Introduction: Professional societies, like many other organizations around the world, have recognized the need to use more rigorous processes to ensure that healthcare recommendations are informed by the best available research evidence. This is the 11th of a series of 14 articles that methodologists and researchers from around the world prepared to advise guideline developers for respiratory and other diseases on how to achieve this goal. For this article, we developed five key questions and updated a review of the literature on moving from evidence to recommendations.
Methods: We addressed the following specific questions.What is the strength of a recommendation and what determines the strength? What are the implications of strong and weak recommendations for patients, clinicians, and policy makers? Should guideline panels make recommendations in the face of very low-quality evidence? Under which circumstances should guideline panels make research recommendations? How should recommendations be formulated and presented? We searched PubMed and other databases of methodological studies for existing systematic reviews and relevant methodological research. We did not conduct systematic reviews ourselves. Our conclusions are based on available evidence, consideration of what guideline developers are doing, and pre- and postworkshop discussions.

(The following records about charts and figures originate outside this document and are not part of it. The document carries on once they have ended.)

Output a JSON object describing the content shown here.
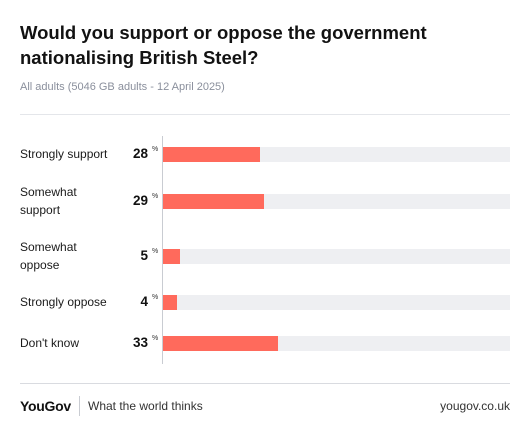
{
  "title": "Would you support or oppose the government nationalising British Steel?",
  "subtitle": "All adults (5046 GB adults - 12 April 2025)",
  "footer": {
    "brand": "YouGov",
    "tagline": "What the world thinks",
    "site": "yougov.co.uk"
  },
  "colors": {
    "bar": "#ff6a5c",
    "track": "#eeeff2"
  },
  "chart_data": {
    "type": "bar",
    "orientation": "horizontal",
    "categories": [
      "Strongly support",
      "Somewhat support",
      "Somewhat oppose",
      "Strongly oppose",
      "Don't know"
    ],
    "values": [
      28,
      29,
      5,
      4,
      33
    ],
    "value_suffix": "%",
    "xlim": [
      0,
      100
    ]
  }
}
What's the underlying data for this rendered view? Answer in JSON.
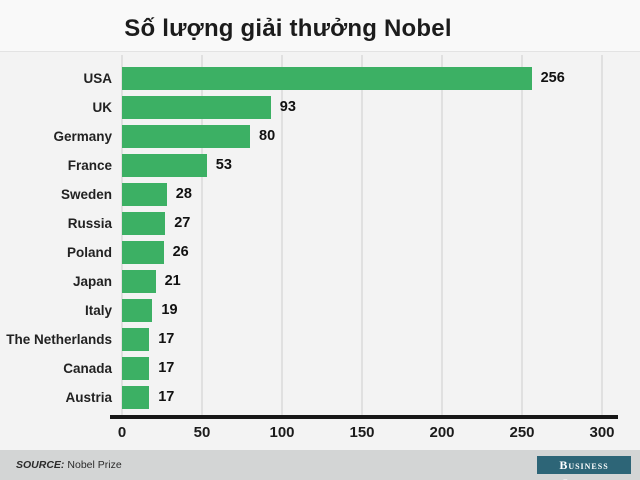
{
  "title": "Số lượng giải thưởng Nobel",
  "chart_data": {
    "type": "bar",
    "orientation": "horizontal",
    "title": "Số lượng giải thưởng Nobel",
    "categories": [
      "USA",
      "UK",
      "Germany",
      "France",
      "Sweden",
      "Russia",
      "Poland",
      "Japan",
      "Italy",
      "The Netherlands",
      "Canada",
      "Austria"
    ],
    "values": [
      256,
      93,
      80,
      53,
      28,
      27,
      26,
      21,
      19,
      17,
      17,
      17
    ],
    "xlabel": "",
    "ylabel": "",
    "xlim": [
      0,
      300
    ],
    "xticks": [
      0,
      50,
      100,
      150,
      200,
      250,
      300
    ],
    "grid": true,
    "value_labels": true,
    "bar_color": "#3cb064",
    "gridline_color": "#e0e0e0",
    "axis_color": "#161616"
  },
  "footer": {
    "source_label": "SOURCE:",
    "source_value": "Nobel Prize",
    "brand": "Business Insider",
    "brand_bg": "#2d6577",
    "footer_bg": "#d3d5d5"
  }
}
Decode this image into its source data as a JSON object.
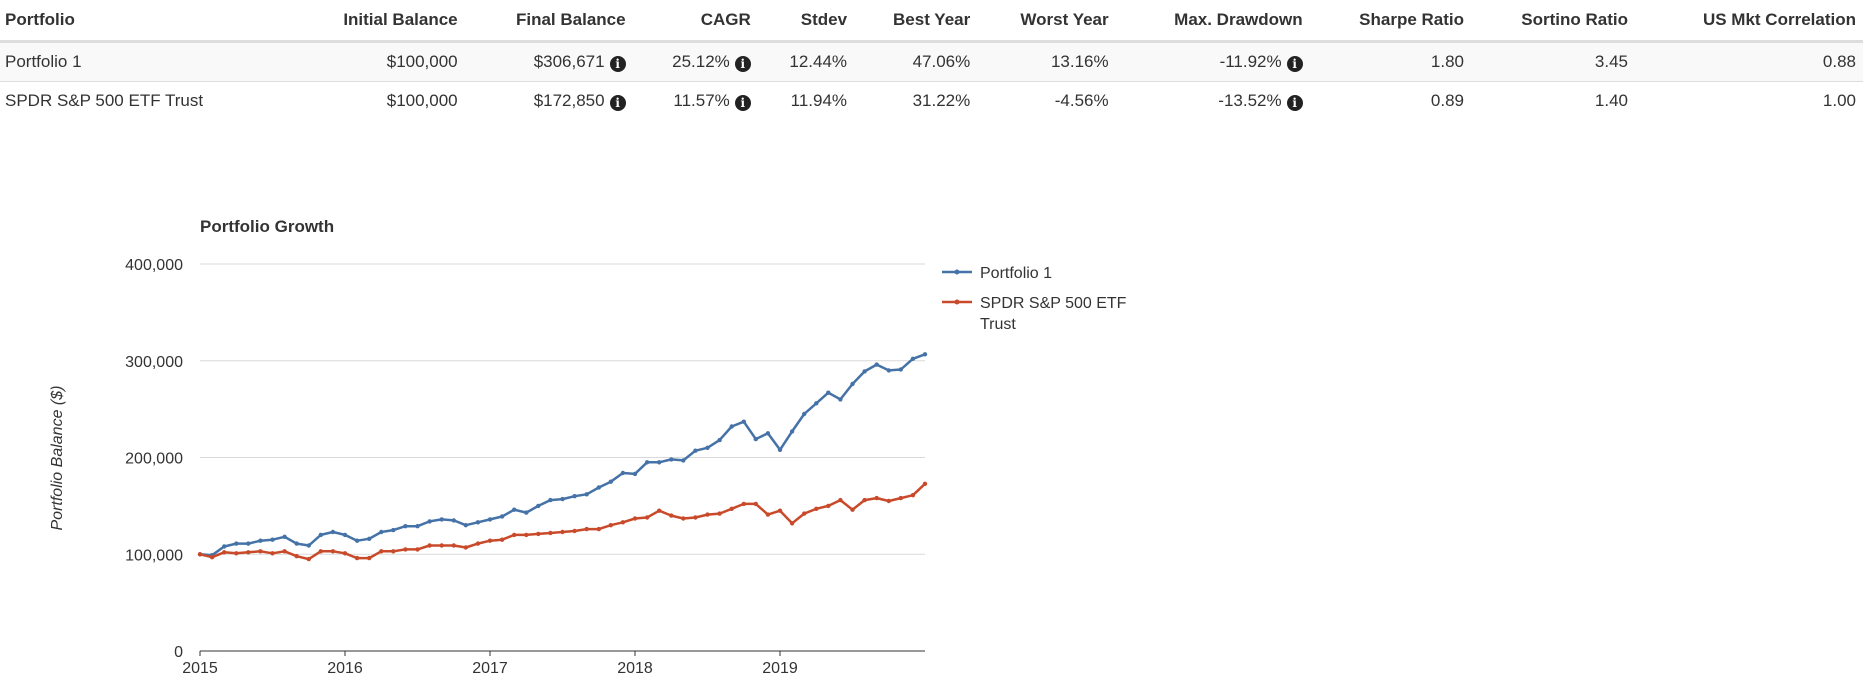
{
  "table": {
    "headers": [
      "Portfolio",
      "Initial Balance",
      "Final Balance",
      "CAGR",
      "Stdev",
      "Best Year",
      "Worst Year",
      "Max. Drawdown",
      "Sharpe Ratio",
      "Sortino Ratio",
      "US Mkt Correlation"
    ],
    "rows": [
      {
        "name": "Portfolio 1",
        "initial": "$100,000",
        "final": "$306,671",
        "cagr": "25.12%",
        "stdev": "12.44%",
        "best": "47.06%",
        "worst": "13.16%",
        "maxdd": "-11.92%",
        "sharpe": "1.80",
        "sortino": "3.45",
        "corr": "0.88"
      },
      {
        "name": "SPDR S&P 500 ETF Trust",
        "initial": "$100,000",
        "final": "$172,850",
        "cagr": "11.57%",
        "stdev": "11.94%",
        "best": "31.22%",
        "worst": "-4.56%",
        "maxdd": "-13.52%",
        "sharpe": "0.89",
        "sortino": "1.40",
        "corr": "1.00"
      }
    ],
    "info_icon": "info-circle-icon"
  },
  "chart_data": {
    "type": "line",
    "title": "Portfolio Growth",
    "xlabel": "",
    "ylabel": "Portfolio Balance ($)",
    "ylim": [
      0,
      400000
    ],
    "yticks": [
      "0",
      "100,000",
      "200,000",
      "300,000",
      "400,000"
    ],
    "xticks": [
      "2015",
      "2016",
      "2017",
      "2018",
      "2019"
    ],
    "x_range": [
      "2015-01",
      "2020-01"
    ],
    "grid": true,
    "legend_position": "right",
    "x": [
      "2015-01",
      "2015-02",
      "2015-03",
      "2015-04",
      "2015-05",
      "2015-06",
      "2015-07",
      "2015-08",
      "2015-09",
      "2015-10",
      "2015-11",
      "2015-12",
      "2016-01",
      "2016-02",
      "2016-03",
      "2016-04",
      "2016-05",
      "2016-06",
      "2016-07",
      "2016-08",
      "2016-09",
      "2016-10",
      "2016-11",
      "2016-12",
      "2017-01",
      "2017-02",
      "2017-03",
      "2017-04",
      "2017-05",
      "2017-06",
      "2017-07",
      "2017-08",
      "2017-09",
      "2017-10",
      "2017-11",
      "2017-12",
      "2018-01",
      "2018-02",
      "2018-03",
      "2018-04",
      "2018-05",
      "2018-06",
      "2018-07",
      "2018-08",
      "2018-09",
      "2018-10",
      "2018-11",
      "2018-12",
      "2019-01",
      "2019-02",
      "2019-03",
      "2019-04",
      "2019-05",
      "2019-06",
      "2019-07",
      "2019-08",
      "2019-09",
      "2019-10",
      "2019-11",
      "2019-12",
      "2020-01"
    ],
    "series": [
      {
        "name": "Portfolio 1",
        "color": "#4572a7",
        "values": [
          100000,
          99000,
          108000,
          111000,
          111000,
          114000,
          115000,
          118000,
          111000,
          109000,
          120000,
          123000,
          120000,
          114000,
          116000,
          123000,
          125000,
          129000,
          129000,
          134000,
          136000,
          135000,
          130000,
          133000,
          136000,
          139000,
          146000,
          143000,
          150000,
          156000,
          157000,
          160000,
          162000,
          169000,
          175000,
          184000,
          183000,
          195000,
          195000,
          198000,
          197000,
          207000,
          210000,
          218000,
          232000,
          237000,
          219000,
          225000,
          208000,
          227000,
          245000,
          256000,
          267000,
          260000,
          276000,
          289000,
          296000,
          290000,
          291000,
          302000,
          306671
        ]
      },
      {
        "name": "SPDR S&P 500 ETF Trust",
        "color": "#c94a2a",
        "values": [
          100000,
          97000,
          102000,
          101000,
          102000,
          103000,
          101000,
          103000,
          98000,
          95000,
          103000,
          103000,
          101000,
          96000,
          96000,
          103000,
          103000,
          105000,
          105000,
          109000,
          109000,
          109000,
          107000,
          111000,
          114000,
          115000,
          120000,
          120000,
          121000,
          122000,
          123000,
          124000,
          126000,
          126000,
          130000,
          133000,
          137000,
          138000,
          145000,
          140000,
          137000,
          138000,
          141000,
          142000,
          147000,
          152000,
          152000,
          141000,
          145000,
          132000,
          142000,
          147000,
          150000,
          156000,
          146000,
          156000,
          158000,
          155000,
          158000,
          161000,
          172850
        ]
      }
    ]
  }
}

Results and discussion: The strength of a recommendation reflects the extent to which guideline developers can, across the range of patients for whom the recommendations are intended, be confident that the desirable effects of following the recommendation outweigh the undesirable effects. Four factors influence the strength of a recommendation: the quality of evidence supporting the recommendation, the balance between desirable and undesirable effects, the uncertainty or variability of patient values and preferences, and costs. Strong and weak (also called "conditional") recommendations have distinct implications for patients, clinicians, and policy makers. Adherence to strong recommendations or, in the case of weak (conditional) recommendations, documentation of discussion or shared decision making with a patient, might be used as quality measures or performance indicators. Clinicians desire guidance regardless of the quality of the underlying evidence. Very low-quality evidence should ideally result in either appropriately labeled recommendations (i.e., as based on very low-quality evidence) or a statement that the guideline panel did not reach consensus on the recommendation due to the lack of confidence in the effect estimates. However, guideline panels often have more resources, time, and information than practicing clinicians. Therefore, they may be in a position to use their best judgments to make recommendations even when there is very low-quality evidence, although some guideline developers disagree with this approach and prefer a general approach of not making recommendations in the face of very low-quality evidence. Guideline panels should consider making research recommendations when there is important uncertainty about the desirable and undesirable effects of an intervention, further research could reduce that uncertainty, and the potential benefits and savings of reducing the uncertainty outweigh the potential harms of not making the research recommendation. Recommendations for additional research should be as precise and specific as possible.